Steven Morse personal website and research notes

Fourier Transforms (with Python examples)

Fourier transforms are, to me, an example of a fundamental concept that has endless tutorials all over the web and textbooks, but is complex (no pun intended!) enough that the learning curve to understanding how they work can seem unnecessarily steep.

So I’m going to do my best rendition of the idea, mainly as a tutorial for future-me, and also to share some Python code to help play around with these concepts as you’re getting a feel for them. My understanding is heavily based on the approach 3Blue1Brown takes in his tutorial, but hopefully I can add some insights and provide some experimentation examples to what he’s already done.

Let’s get started.

import matplotlib.pyplot as plt
import numpy as np

Review: Sound

Let’s use sound as a running metaphor for what’s going on with Fourier transforms, and since that’s one of its more frequent applications, seems appropriate.

Recall that we can model a sound wave with a sine function. Put another way, if you put your ear up to a speaker blaring a perfect A440 tone, the magnitude of the pressure your eardrum experiences over time would go up and down just like a sine wave with frequency 440 Hz (i.e. 440 oscillations per second), specifically \(\sin((2\pi)\cdot 440\cdot t)\).

(Pedantic aside: recall that \(\sin(t)\) starts at 0 when \(t=0\), and makes one full up-down oscillation by \(t=2\pi\). So if we instead do \(\sin(2\pi t)\), we rescale that period to 1 – try checking \(t=0, 1/2, 1\). Similarly, \(\sin(4\pi t)\) rescales to \(2\pi/4\pi = 0.5\), so we’re making 2 oscillations per second. It’s worth working through this connection between frequency and period (\(f=1/T\)) and angular frequency (\(\omega = 2\pi f\)) yourself – we won’t do anymore here since we haven’t even gotten started!)

Here’s the first few oscillations of the A440 tone:

fig, ax = plt.subplots(1,1, figsize=(12,4))
ts = np.linspace(0, 0.01, 500)
ax.plot(ts, np.sin(2*np.pi*440*ts), 'b-')
plt.show()

image0.png

If you combine sound waves, for example by playing several notes at the same time, their magnitudes sum to create a new wave that hits your ear. Here’s three individual simple sine waves (in blue), and their sum (in black).

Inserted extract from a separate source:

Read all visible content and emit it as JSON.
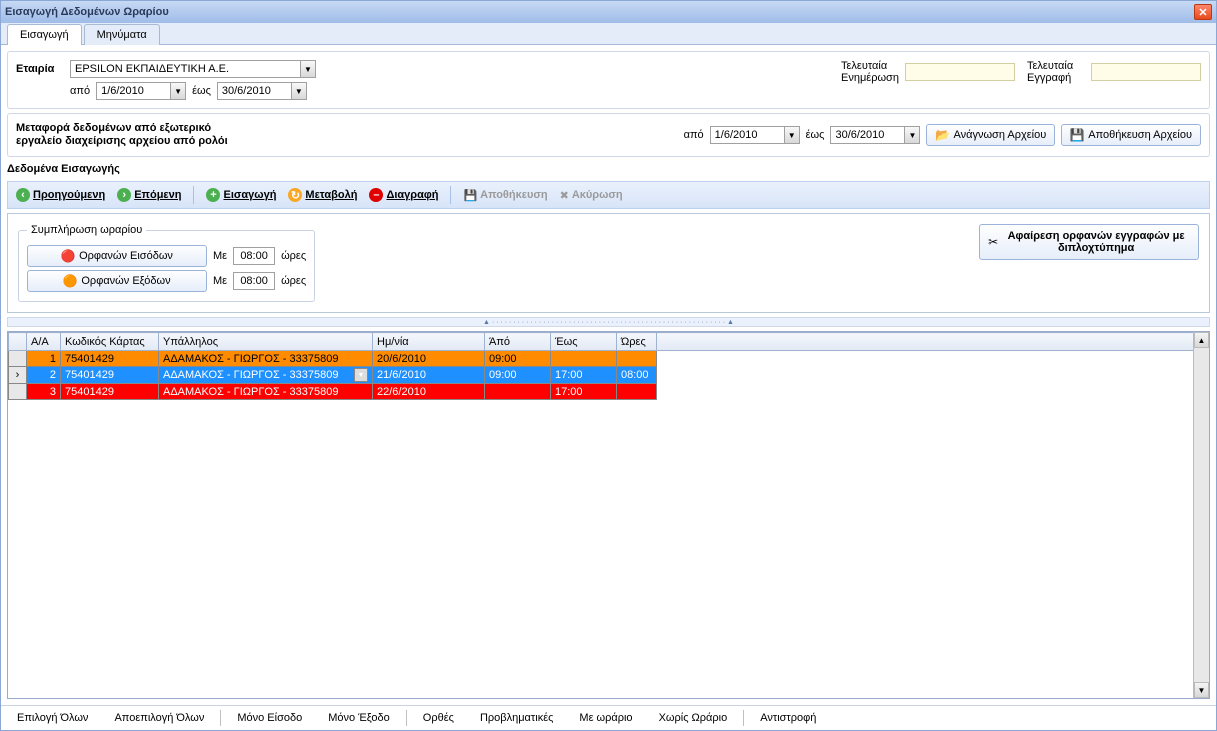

fig, axs = plt.subplots(4, 1, sharex=True, figsize=(12,6))

ss = 1000
ts = np.linspace(0, 10, ss)

ys = np.zeros((3, ss))
ys[0,:] = np.sin(ts)
ys[1,:] = np.sin(1.5 * ts)
ys[2,:] = 0.6 * np.sin(4 * ts)

for k, ax in enumerate(axs[:3]):
    ax.plot(ts, ys[k,:], 'b-')

axs[-1].plot(ts, np.sum(ys, axis=0), 'k-')

plt.tight_layout()
plt.show()

image1.png

Looking at just the final curve, in black, you could almost imagine being able to pluck out the original three independent contributing curves. There’s a wiggly one, and then there must be one with greater magnitude and longer period, but there’s some other unclear intereference …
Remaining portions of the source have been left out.